Corporal Jason Dunham was a 22 year-old squad leader in Karabilah, Iraq on 14 April 2004. While grappling with a suspected insurgent after an ambush, the terrorist released a hand grenade. “Without hesitation, Cpl. Dunham covered the grenade with his helmet and body.” His ultimate and selfless act of bravery “saved the lives of at least two fellow Marines.”
Lieutenant Michael Murphy was 29, a Navy SEAL, leading a four-man team in the mountains of Kunar Province, Afghanistan on 28 June 2005. When they were surrounded and engaged by more than 30 Taliban terrorists, every man was gravely wounded during a two-hour-long gunfight. Yet, “in the face of almost certain death,” Lieutenant Murphy fought his way to an exposed position to radio for help and then fought on until he was mortally wounded.
After presenting the Medal of Honor to Lieutenant Murphy’s parents at the White House this week, President Bush said, “with this medal, we acknowledge a debt that will not diminish with time — and can never be repaid.” Unfortunately, thanks to our mainstream media, most Americans don’t even know about this “debt” — or the heroes to which it is owed. Though Michael Murphy was a native of Long Island, NY, the New York Times — which proudly boasts “All the news that’s fit to print” — gave limited coverage to the award.
In this war, courage isn’t the only thing that doesn’t get the coverage it deserves. The potentates of the press virtually ignored this week’s announcement from Baghdad by General Raymond Odierno and Iraqi General Abud Qanbar that since June, terrorist attacks have dropped by 59 percent; that casualties from IEDs are down 80 percent; that sectarian violence is off by 72 percent; that there has been an 81 percent drop in Iraqi civilians killed.
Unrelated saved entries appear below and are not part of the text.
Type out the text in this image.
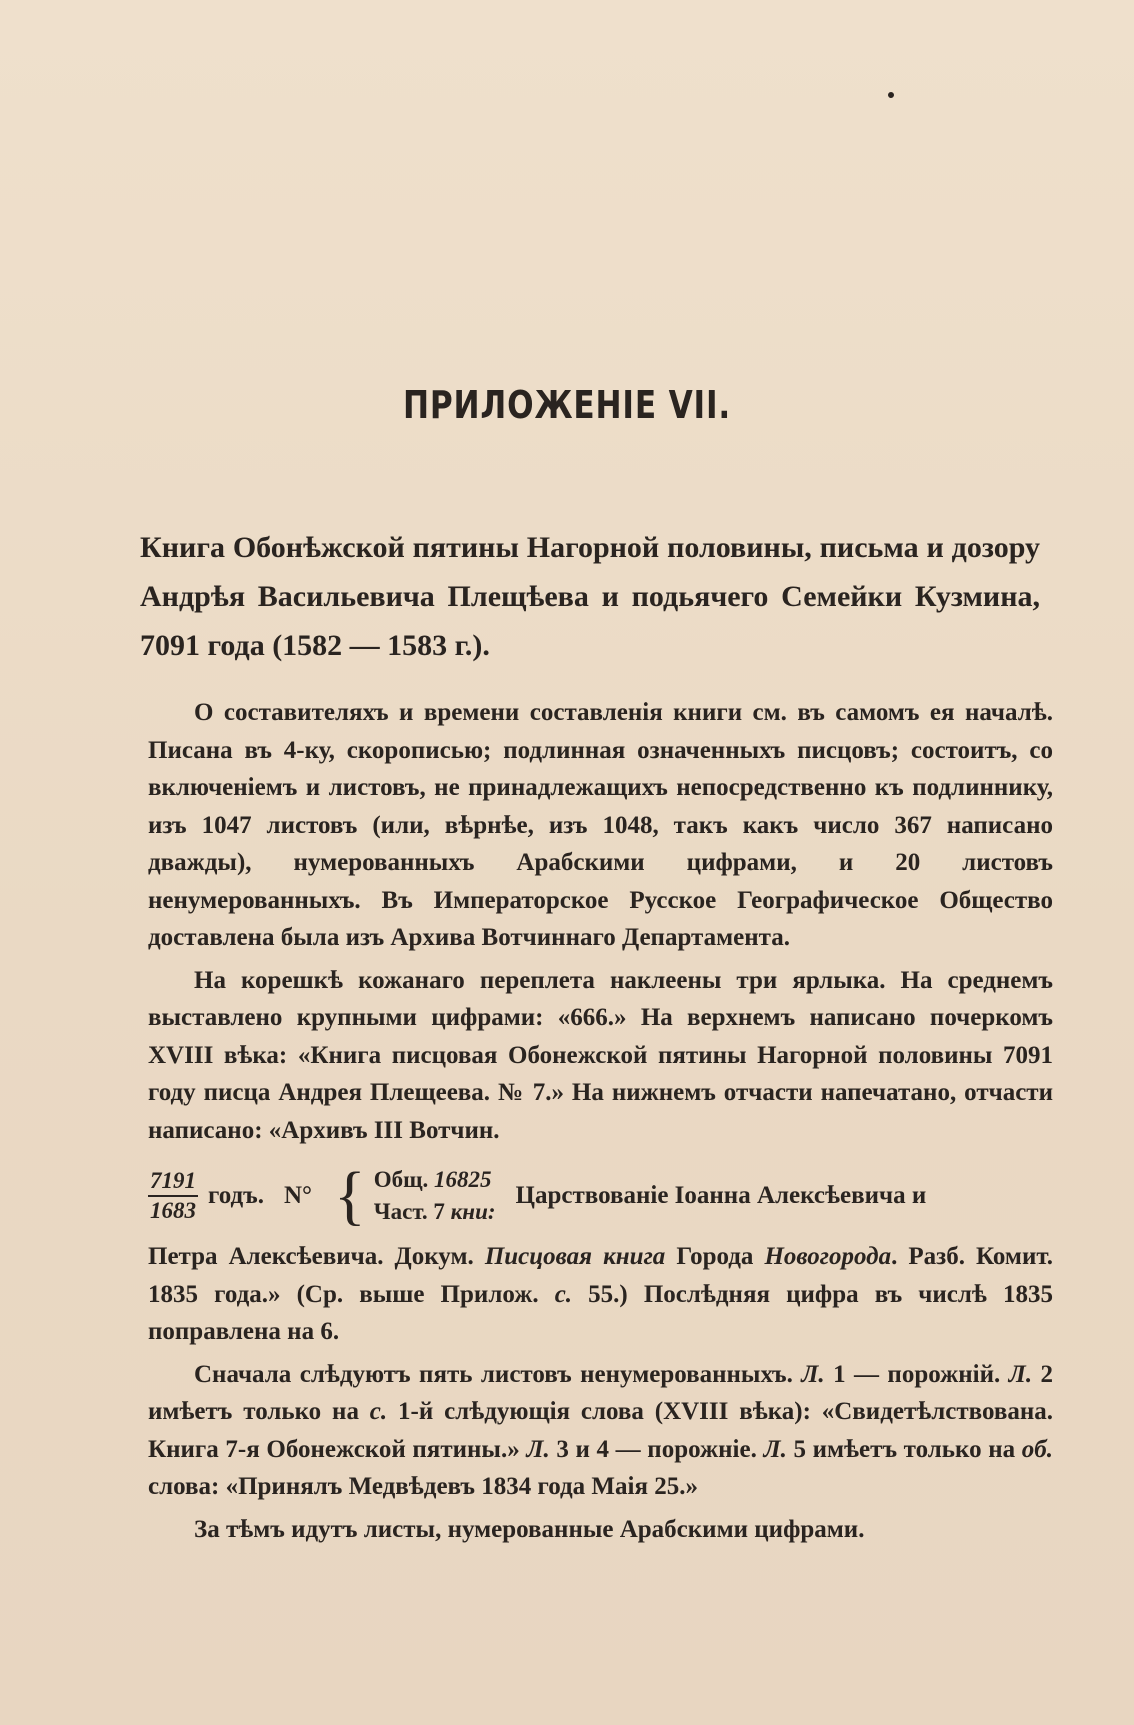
ПРИЛОЖЕНІЕ VII.
Книга Обонѣжской пятины Нагорной половины, письма и дозору Андрѣя Васильевича Плещѣева и подьячего Семейки Кузмина, 7091 года (1582 — 1583 г.).

О составителяхъ и времени составленія книги см. въ самомъ ея началѣ. Писана въ 4-ку, скорописью; подлинная означенныхъ писцовъ; состоитъ, со включеніемъ и листовъ, не принадлежащихъ непосредственно къ подлиннику, изъ 1047 листовъ (или, вѣрнѣе, изъ 1048, такъ какъ число 367 написано дважды), нумерованныхъ Арабскими цифрами, и 20 листовъ ненумерованныхъ. Въ Императорское Русское Географическое Общество доставлена была изъ Архива Вотчиннаго Департамента.

На корешкѣ кожанаго переплета наклеены три ярлыка. На среднемъ выставлено крупными цифрами: «666.» На верхнемъ написано почеркомъ XVIII вѣка: «Книга писцовая Обонежской пятины Нагорной половины 7091 году писца Андрея Плещеева. № 7.» На нижнемъ отчасти напечатано, отчасти написано: «Архивъ III Вотчин.

$\frac{7191}{1683}$ годъ. N° { Общ. 16825
Част. 7 кни:
Царствованіе Іоанна Алексѣевича и

Петра Алексѣевича. Докум. Писцовая книга Города Новогорода. Разб. Комит. 1835 года.» (Ср. выше Прилож. с. 55.) Послѣдняя цифра въ числѣ 1835 поправлена на 6.

Сначала слѣдуютъ пять листовъ ненумерованныхъ. Л. 1 — порожній. Л. 2 имѣетъ только на с. 1-й слѣдующія слова (XVIII вѣка): «Свидетѣлствована. Книга 7-я Обонежской пятины.» Л. 3 и 4 — порожніе. Л. 5 имѣетъ только на об. слова: «Принялъ Медвѣдевъ 1834 года Маія 25.»

За тѣмъ идутъ листы, нумерованные Арабскими цифрами.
Last week there were no coalition casualties — Iraqi or American — in Al Anbar province. Just a year ago this was the main base for Al Qaeda and the bloodiest place in Mesopotamia. Having spent six of my eight trips to Iraq in Al Anbar — this is great news. But what am I thinking? Good news from Iraq, or Afghanistan — or about the heroes like Paul Ray Smith, Jason Dunham and Michael Murphy who fight there — is no news.